Something that I really love about Doom (2016) is that it truly is adrenaline in physical form. The game is so fluid. You move like your on skates, never stopping, slipping, sliding, and jumping from enemy to enemy dodging all their projectiles. This is also noticed when you move from one weapon to another. You don’t have to go into the pause menu and select your weapon that way. Similar to the original doom, you can either press a button to swap from weapon to weapon . The weapons and actions you have available all have a purpose in the gameplay. Need ammo? Use your chainsaw or use a death move. You are struggling against an extremely powerful enemy like a Baron of Hell?
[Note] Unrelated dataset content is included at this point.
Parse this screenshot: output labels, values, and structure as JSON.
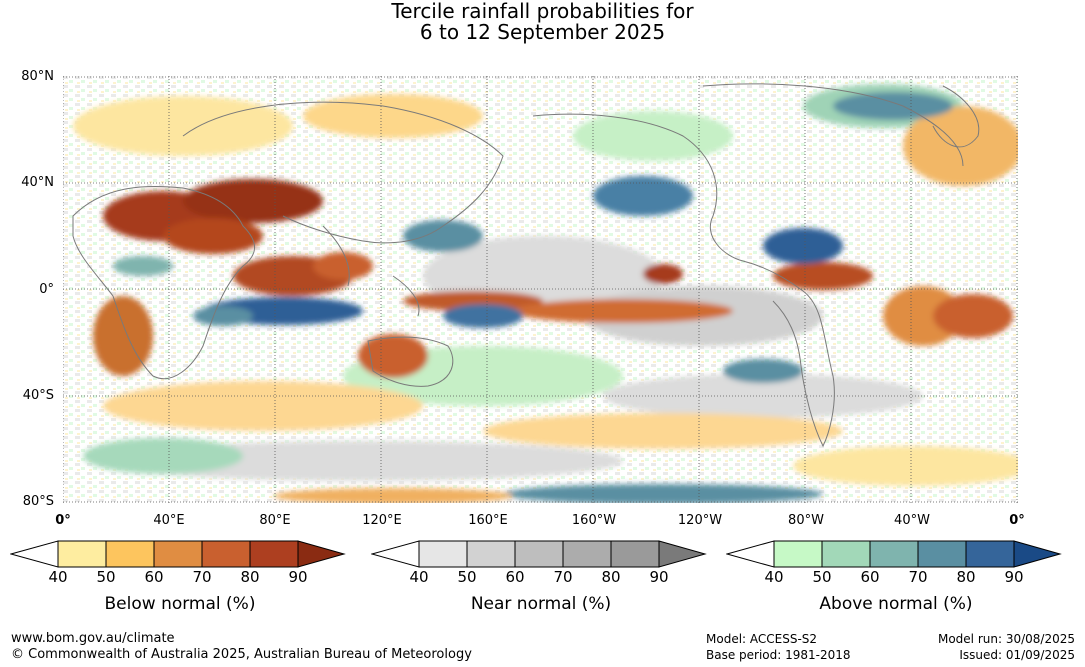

Use your BFG. The freedom, the choices and strategies you have available to you is utterly masterful, and it really makes the game so much fun to play.
The setting of this game is also fantastic. A UAC facility that really has gone to hell. People that have stupidly decided to research demon technology to better humanity, but causing them to go mad is such a good premise. The halls of this game really do remind me of Bioshock. Each area tells you a story. Hallways that covered in blood and corpses. Areas that have massive holes in them, because demons have forced themselves in to kill civilians. This facility was once full of life and people. But now because of the mistakes of these people have made on the base, you have to clean up the crap.
I have to say this because I don’t think it’s said enough, but Mick Gordon is a genius. He without a doubt is one of the best gaming composers to ever live, and in all honestly must be thanked for creating one of the greatest soundtracks in gaming history. The soundtrack is a character. The soundtrack is hard hitting, and never gives you a chance to breath. You’re hearing the sanity of your character bleed away as you claw through the unholy army that stands before you on this mars base. The longer you go through the game, the more hardcore the soundtrack gets, you’re delving deeper and deeper into hell. In that vain, the music is was made to be dark, evil, and sinister. It was made not to scare you, but to make the demons be fearful of you. What you’re hearing is not a warning for you, but for them. You are coming, and nothing will stop you. You can tell so much love went into the soundtrack of this game, with so many references and honorary call backs to the franchises previous titles. It never strays too fair away from what Doom is, and that is to make you feel like a tank. It’s honestly badass.
I love the original doom, and when originally drafting the idea of this piece, was my original choice for the best FPS game ever. But the more I thought about it, the more I knew that Doom (2016) was better in every single way. The gameplay, the story, the music, the dialogue. Everything about this game is not only a love letter to Doom’s history and legacy, but also FPS games in general. Without a doubt in my mind the greatest first-person shooter game of all time.